Sustainability Blog

New Electric Vehicle Designs for Land, Sea and Sky

By Simon Johns - Sep 22, 2021

The past week has seen the announcement of three new electric vehicle designs, allowing passengers to travel by sea, sky and land, quickly, quietly and emissions free.

By 2023, electric ferries will take Shell Singapore staff to and from the company’s Bukom Island energy and chemicals plant. The Anglo-Dutch energy company hired local company Penguin International to build and operate the new fleet of fully electric 200-seat ferries, which will traverse the 11-kilometer return journey at a pacey 20 knots.

This will be not only the first time Shell has operated electric vessels but the also the first time they will sail in the waters around Singapore.

Rolls-Royce, the British aerospace company, completed a maiden flight for a single-seat battery electric airplane.
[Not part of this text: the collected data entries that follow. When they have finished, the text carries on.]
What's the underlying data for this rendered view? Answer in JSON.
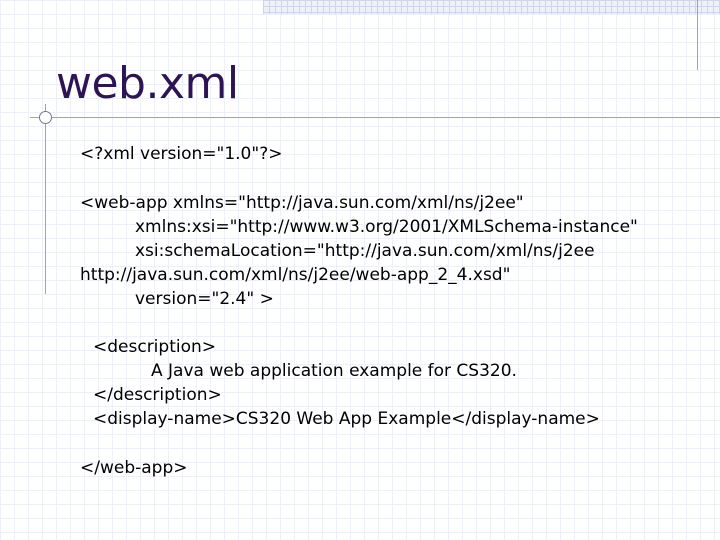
{
  "slide": {
    "title": "web.xml",
    "lines": [
      "<?xml version=\"1.0\"?>",
      "<web-app xmlns=\"http://java.sun.com/xml/ns/j2ee\"",
      "xmlns:xsi=\"http://www.w3.org/2001/XMLSchema-instance\"",
      "xsi:schemaLocation=\"http://java.sun.com/xml/ns/j2ee",
      "http://java.sun.com/xml/ns/j2ee/web-app_2_4.xsd\"",
      "version=\"2.4\" >",
      "<description>",
      "A Java web application example for CS320.",
      "</description>",
      "<display-name>CS320 Web App Example</display-name>",
      "</web-app>"
    ]
  }
}
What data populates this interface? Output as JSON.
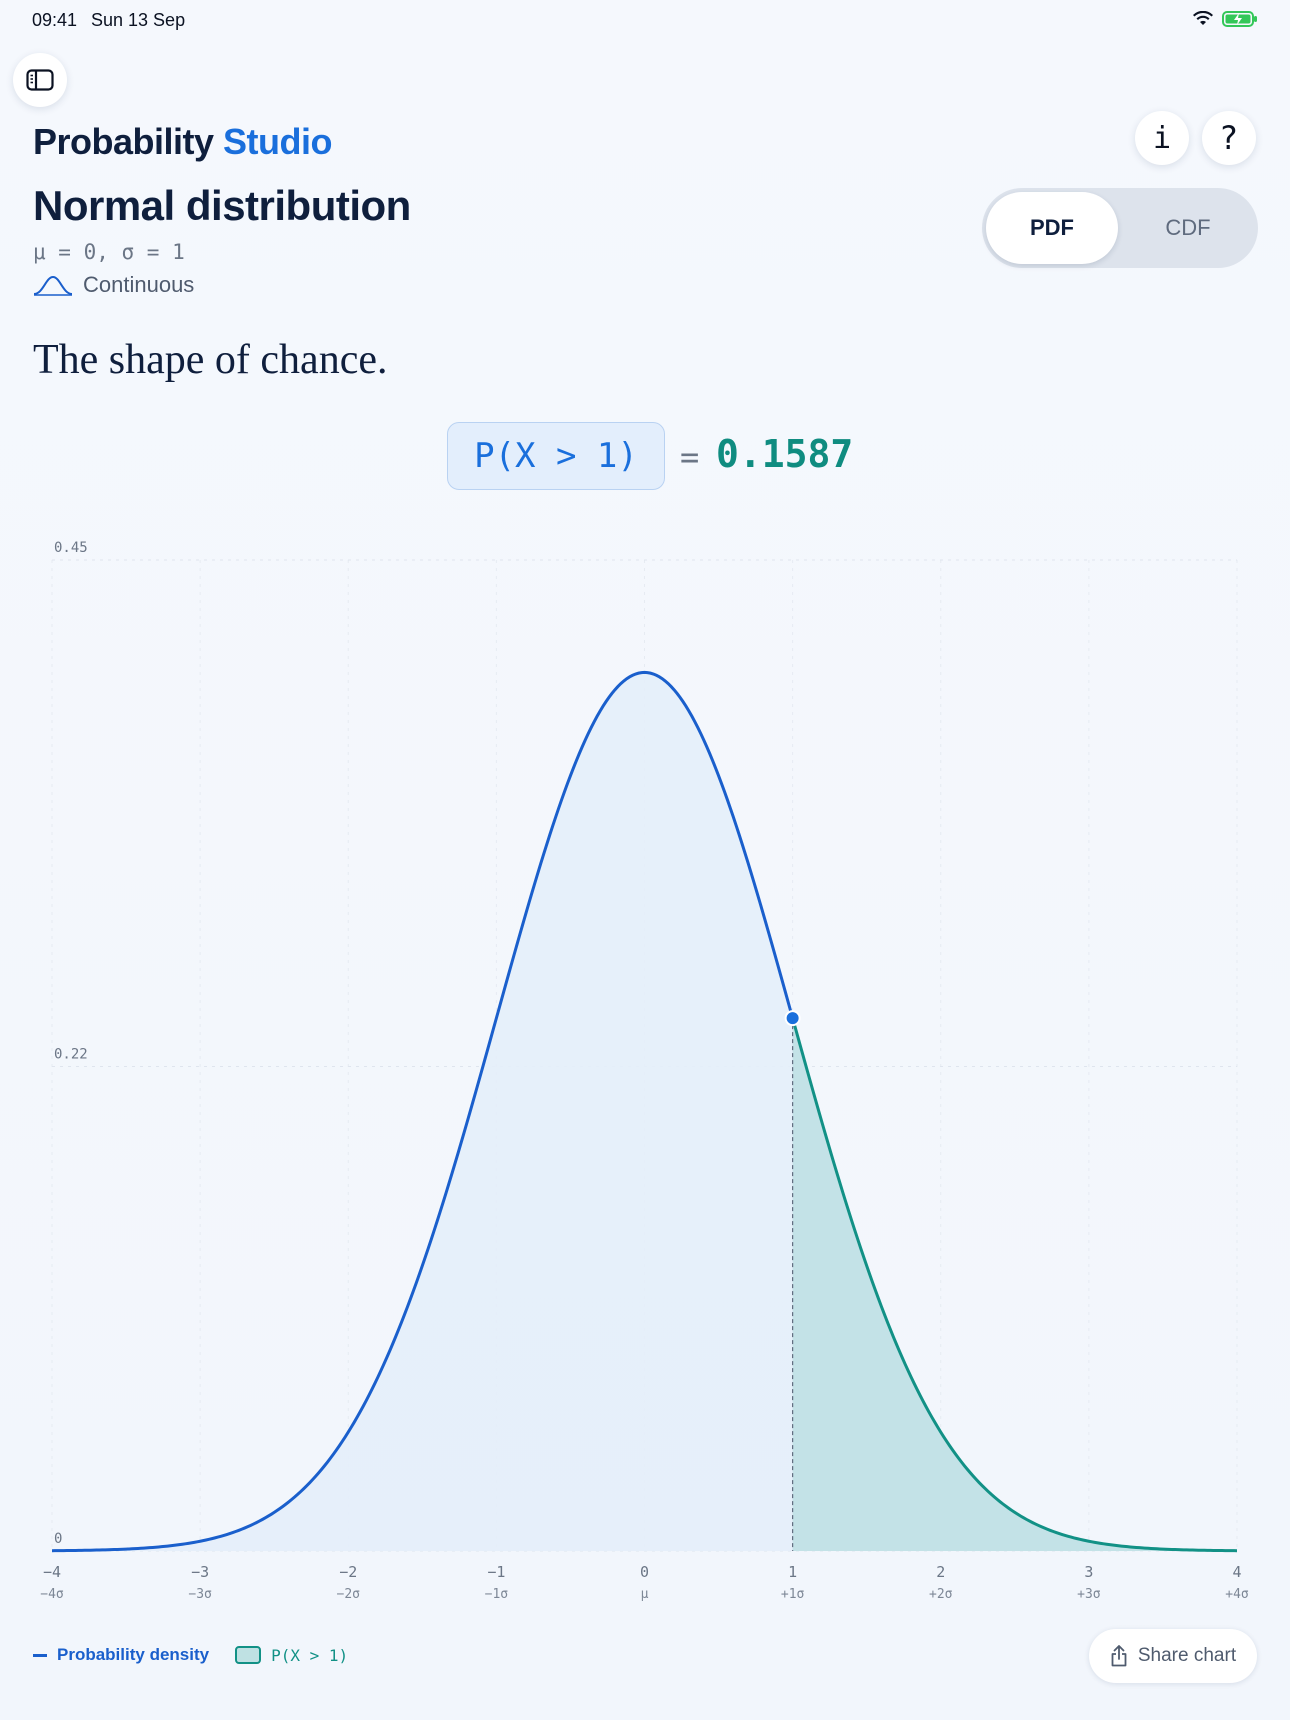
{
  "status": {
    "time": "09:41",
    "date": "Sun 13 Sep"
  },
  "header": {
    "app_title_main": "Probability",
    "app_title_accent": "Studio",
    "distribution_title": "Normal distribution",
    "params": "μ = 0, σ = 1",
    "type_label": "Continuous",
    "info_label": "i",
    "help_label": "?"
  },
  "toggle": {
    "options": [
      "PDF",
      "CDF"
    ],
    "selected": "PDF"
  },
  "tagline": "The shape of chance.",
  "probability": {
    "expression": "P(X > 1)",
    "equals": "=",
    "value": "0.1587"
  },
  "legend": {
    "density_label": "Probability density",
    "shaded_label": "P(X > 1)"
  },
  "share_label": "Share chart",
  "colors": {
    "accent": "#1a6fdc",
    "curve": "#1a5fcc",
    "tail": "#129186",
    "fill": "#e4eefa"
  },
  "chart_data": {
    "type": "area",
    "function": "normal_pdf",
    "mu": 0,
    "sigma": 1,
    "xlim": [
      -4,
      4
    ],
    "ylim": [
      0,
      0.45
    ],
    "x_ticks": [
      {
        "value": -4,
        "label": "−4",
        "sigma": "−4σ"
      },
      {
        "value": -3,
        "label": "−3",
        "sigma": "−3σ"
      },
      {
        "value": -2,
        "label": "−2",
        "sigma": "−2σ"
      },
      {
        "value": -1,
        "label": "−1",
        "sigma": "−1σ"
      },
      {
        "value": 0,
        "label": "0",
        "sigma": "μ"
      },
      {
        "value": 1,
        "label": "1",
        "sigma": "+1σ"
      },
      {
        "value": 2,
        "label": "2",
        "sigma": "+2σ"
      },
      {
        "value": 3,
        "label": "3",
        "sigma": "+3σ"
      },
      {
        "value": 4,
        "label": "4",
        "sigma": "+4σ"
      }
    ],
    "y_ticks": [
      {
        "value": 0.45,
        "label": "0.45"
      },
      {
        "value": 0.22,
        "label": "0.22"
      },
      {
        "value": 0,
        "label": "0"
      }
    ],
    "shaded_region": {
      "from": 1,
      "to": 4,
      "probability": 0.1587
    },
    "marker": {
      "x": 1,
      "y": 0.242
    },
    "grid": true
  }
}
Evoking the luxury cars made by the automotive company of the same name, the Spirit of Innovation took off from the U.K. Ministry of Defence Boscombe Down test facility and flew for 15 minutes over the Wiltshire countryside.

In Austria, an industrial design studio Eoos Next used almost 70 kilograms of recycled plastic packaging to make the chassis of an electric tricycle with a 3D printer. The plastic was sustainably source from local supermarkets.

One study by the University of Leeds, U.K., estimated that by 2040, there will be 1.3 billion metric tons of accumulated plastic waste in the sea and on land. That’s enough to make nearly 18.6 million Eoos Next trikes. 

These three new electric vehicle designs demonstrate that the spread of e-mobility isn’t just confined to the highway, but the waterways and airways too.